Sous le regard incrédule de Link, le dos des soldats s'était redressé. Leurs yeux s'étaient éclairés d'une lueur indescriptible, leurs traits s'étaient animés de cette rage particulière que seule une lutte sans espoir et pourtant inévitable, presque désirée, provoquait. Ils n'étaient plus des hommes effrayés et vaincus. Ils étaient l'ultime rempart protégeant le dernier bastion hylien qu'était Elimith. L'unique obstacle, solide et inébranlable, qui empêcherait Ganon de détruire définitivement chaque représentant de leur tribu, de cette tribu ancestrale bénie par la Grande Déesse Hylia elle-même. Et cela, ils ne le permettraient pas. Ce jour-là, poussés par ce nouveau chef qui la veille encore n'était pour eux qu'une fillette incapable, ces hommes allaient se battre jusqu'à la mort pour contenir la vague d'ennemis qui déferlait sur la Plaine de Cernoir. Par leur sang, ils allaient acheter la survie de leurs femmes et de leurs enfants. Ils allaient acheter la possibilité que les hyliens aient un avenir, et cette résolution mordante rendait un soldat cent fois plus fort que la plus redoutable des machines.
Des vivats passionnés avaient résonné à travers le camp dévasté alors que Link ne quittait pas des yeux la silhouette de sa protégée, si fragile et si brisée dans ses bras quelques minutes plus tôt. Il s'était rappelé le goût de ses lèvres, et celui du sel de ses larmes en une vague d'émotion brutale. Elle à présent si forte et qui galvanisait ses troupes comme aucun général avant elle, détruisant en quelques phrases les derniers doutes qui subsistaient sur sa capacité à prendre la relève de son père.

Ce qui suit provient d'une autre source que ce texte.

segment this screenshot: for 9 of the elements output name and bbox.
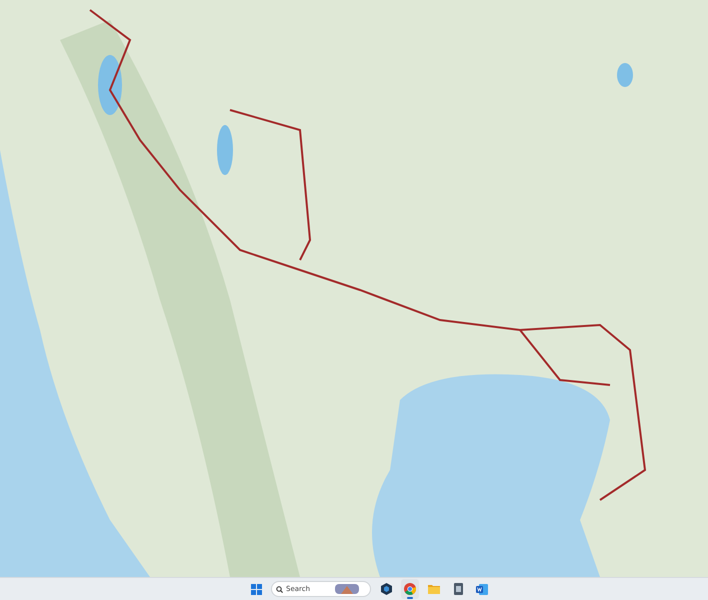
- taskbar-app-button[interactable]: [401, 579, 419, 599]
- folder-icon: [428, 584, 440, 594]
- landscape-picture-icon: [335, 584, 359, 594]
- search-icon: [276, 586, 283, 592]
- document-icon: [454, 583, 462, 595]
- word-icon: [476, 584, 488, 594]
- hexagon-icon: [380, 583, 392, 595]
- browser-icon: [404, 583, 416, 595]
- windows-logo-icon: [250, 584, 262, 594]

Cent ans plus tard, le charme agissait à nouveau. Cela ne se déroulait pas sans heurt, bien entendu: les questions et les accusations fusaient les unes après les autres, réclamant des explications sur son silence, sur son absence, et même sur son échec cent ans auparavant. Mais Zelda était prête, prête depuis un siècle à assumer ses fautes, prête depuis plusieurs mois à expliquer la raison de ses agissements. Elle se dévoila à son peuple dans ce mélange de fragilité et de force qui la caractérisait, sans rien dissimuler de ses errements passés, mis à part son désir originel de ne jamais reconstruire le royaume: savoir que la princesse agissait contrainte et forcée par sa destinée n'était pas le meilleur moyen de reconquérir leur confiance.

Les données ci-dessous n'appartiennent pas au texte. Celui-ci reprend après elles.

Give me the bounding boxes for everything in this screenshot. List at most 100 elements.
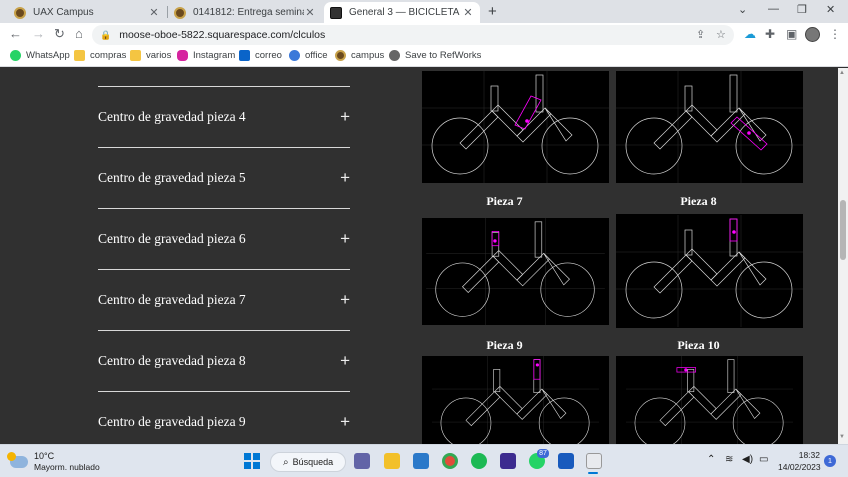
bookmark-label: compras <box>90 50 127 61</box>
caption-pieza-7: Pieza 7 <box>486 194 523 208</box>
cloud-extension-icon[interactable]: ☁ <box>744 27 756 41</box>
bookmark-office[interactable]: office <box>289 50 328 61</box>
plus-icon[interactable]: + <box>340 351 350 371</box>
profile-avatar[interactable] <box>805 27 820 42</box>
bookmarks-bar: WhatsApp compras varios Instagram correo… <box>0 47 848 67</box>
microsoft-store-icon[interactable] <box>413 453 429 469</box>
taskbar-clock[interactable]: 18:32 14/02/2023 <box>778 449 821 473</box>
side-panel-icon[interactable]: ▣ <box>786 27 797 41</box>
bookmark-campus[interactable]: campus <box>335 50 384 61</box>
bookmark-instagram[interactable]: Instagram <box>177 50 235 61</box>
address-bar[interactable]: 🔒 moose-oboe-5822.squarespace.com/clculo… <box>92 25 734 45</box>
bookmark-correo[interactable]: correo <box>239 50 282 61</box>
file-explorer-icon[interactable] <box>384 453 400 469</box>
chrome-icon[interactable] <box>442 453 458 469</box>
accordion-label: Centro de gravedad pieza 5 <box>98 170 246 185</box>
tab-bicicleta-electrica[interactable]: General 3 — BICICLETA ELÉCTRIC ✕ <box>324 2 480 23</box>
extensions-puzzle-icon[interactable]: ✚ <box>765 27 775 41</box>
accordion-label: Centro de gravedad pieza 7 <box>98 292 246 307</box>
close-icon[interactable]: ✕ <box>462 6 474 19</box>
bike-drawing-pieza-10[interactable] <box>422 356 609 444</box>
accordion-divider <box>98 269 350 270</box>
bookmark-label: Save to RefWorks <box>405 50 482 61</box>
scrollbar-thumb[interactable] <box>840 200 846 260</box>
lock-icon[interactable]: 🔒 <box>100 30 111 41</box>
spotify-icon[interactable] <box>471 453 487 469</box>
accordion-label: Centro de gravedad pieza 4 <box>98 109 246 124</box>
caption-pieza-8: Pieza 8 <box>680 194 717 208</box>
new-tab-icon[interactable]: + <box>488 3 497 20</box>
menu-kebab-icon[interactable]: ⋮ <box>829 27 841 41</box>
home-icon[interactable]: ⌂ <box>75 26 83 41</box>
tab-entrega-seminario[interactable]: 0141812: Entrega seminario prin ✕ <box>168 2 322 23</box>
accordion-item-pieza-5[interactable]: Centro de gravedad pieza 5 + <box>98 163 350 193</box>
word-icon[interactable] <box>558 453 574 469</box>
bike-drawing-pieza-6[interactable] <box>422 71 609 183</box>
squarespace-favicon-icon <box>330 6 342 19</box>
page-scrollbar[interactable]: ▲ ▼ <box>838 68 848 444</box>
teams-chat-icon[interactable] <box>354 453 370 469</box>
minimize-icon[interactable]: — <box>768 3 779 15</box>
bike-drawing-pieza-8[interactable] <box>422 218 609 325</box>
bike-drawing-pieza-9[interactable] <box>616 214 803 328</box>
accordion-item-pieza-6[interactable]: Centro de gravedad pieza 6 + <box>98 224 350 254</box>
close-icon[interactable]: ✕ <box>304 6 316 19</box>
globe-icon <box>389 50 400 61</box>
bookmark-compras[interactable]: compras <box>74 50 126 61</box>
bookmark-star-icon[interactable]: ☆ <box>716 28 726 41</box>
accordion-item-pieza-4[interactable]: Centro de gravedad pieza 4 + <box>98 102 350 132</box>
bookmark-varios[interactable]: varios <box>130 50 171 61</box>
plus-icon[interactable]: + <box>340 168 350 188</box>
tray-chevron-up-icon[interactable]: ⌃ <box>707 454 715 465</box>
reload-icon[interactable]: ↻ <box>54 26 65 42</box>
accordion-label: Centro de gravedad pieza 9 <box>98 414 246 429</box>
bookmark-save-to-refworks[interactable]: Save to RefWorks <box>389 50 481 61</box>
restore-icon[interactable]: ❐ <box>797 3 807 16</box>
scroll-up-icon[interactable]: ▲ <box>839 70 845 76</box>
page-content: Centro de gravedad pieza 4 + Centro de g… <box>0 68 838 444</box>
scroll-down-icon[interactable]: ▼ <box>839 434 845 440</box>
bookmark-whatsapp[interactable]: WhatsApp <box>10 50 70 61</box>
forward-icon[interactable]: → <box>32 26 45 41</box>
weather-widget[interactable]: 10°C Mayorm. nublado <box>7 451 100 473</box>
taskbar-search[interactable]: ⌕ Búsqueda <box>270 452 346 472</box>
bookmark-label: correo <box>255 50 282 61</box>
back-icon[interactable]: ← <box>9 26 22 41</box>
share-icon[interactable]: ⇪ <box>696 28 705 41</box>
tab-label: General 3 — BICICLETA ELÉCTRIC <box>349 7 462 18</box>
notification-badge[interactable]: 1 <box>824 455 836 467</box>
plus-icon[interactable]: + <box>340 107 350 127</box>
accordion-item-pieza-7[interactable]: Centro de gravedad pieza 7 + <box>98 285 350 315</box>
plus-icon[interactable]: + <box>340 229 350 249</box>
volume-icon[interactable]: ◀) <box>742 454 753 465</box>
tab-uax-campus[interactable]: UAX Campus ✕ <box>8 2 166 23</box>
whatsapp-unread-badge: 87 <box>537 449 549 458</box>
whatsapp-icon <box>10 50 21 61</box>
tab-strip: UAX Campus ✕ 0141812: Entrega seminario … <box>0 0 848 23</box>
campus-favicon-icon <box>14 6 26 19</box>
url-text: moose-oboe-5822.squarespace.com/clculos <box>119 29 326 41</box>
wifi-icon[interactable]: ≋ <box>725 454 733 465</box>
accordion-item-pieza-9[interactable]: Centro de gravedad pieza 9 + <box>98 407 350 437</box>
plus-icon[interactable]: + <box>340 290 350 310</box>
plus-icon[interactable]: + <box>340 412 350 432</box>
weather-description: Mayorm. nublado <box>34 462 100 472</box>
accordion-label: Centro de gravedad pieza 8 <box>98 353 246 368</box>
windows-start-icon[interactable] <box>244 453 260 469</box>
battery-icon[interactable]: ▭ <box>759 454 768 465</box>
bookmark-label: office <box>305 50 328 61</box>
close-icon[interactable]: ✕ <box>148 6 160 19</box>
active-app-indicator <box>588 472 598 474</box>
chevron-down-icon[interactable]: ⌄ <box>738 3 747 16</box>
bike-drawing-pieza-7[interactable] <box>616 71 803 183</box>
clock-time: 18:32 <box>798 450 820 460</box>
snipping-tool-icon[interactable] <box>586 453 602 469</box>
window-close-icon[interactable]: ✕ <box>826 3 835 16</box>
folder-icon <box>74 50 85 61</box>
accordion-divider <box>98 86 350 87</box>
accordion-item-pieza-8[interactable]: Centro de gravedad pieza 8 + <box>98 346 350 376</box>
visual-studio-icon[interactable] <box>500 453 516 469</box>
bike-drawing-pieza-11[interactable] <box>616 356 803 444</box>
folder-icon <box>130 50 141 61</box>
tab-label: 0141812: Entrega seminario prin <box>193 7 304 18</box>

Mais pour Link, la partie était gagnée d'avance. Zelda avait poussé des centaines de soldats aguerris à regarder leur mort en face. En comparaison, une poignée de villageois ne pouvait pas lui rés –
Le temps d'un clignement de paupière, et la flèche de Link désintégra le yiga qui venait d'apparaître au beau milieu du rassemblement hylien. Dans une exclamation surprise, les villageois s'écartèrent d'un bond pour laisser les habituelles bananes lames résiduelles tomber sur le sol, juste aux pieds de la princesse.
La foule se figea, jusqu'à ce que le rire glaçant d'un officier raisonnant dans la petite plaine ne provoque un mouvement de panique. Les hyliens affolés se précipitèrent en tous sens. Les parents saisirent les enfants dans leurs bras pour éviter qu'ils ne soient bousculés et piétinés. Chacun se cherchait sans jamais se trouver dans une précipitation teintée d'angoisse. Pourtant, le mouvement de foule se stoppa très rapidement, car ils ne pouvaient déjà plus s'enfuir. De nombreux yigas étaient apparu dans les airs et encerclaient les villageois dans un étau mortel, leur coupant toute retraite.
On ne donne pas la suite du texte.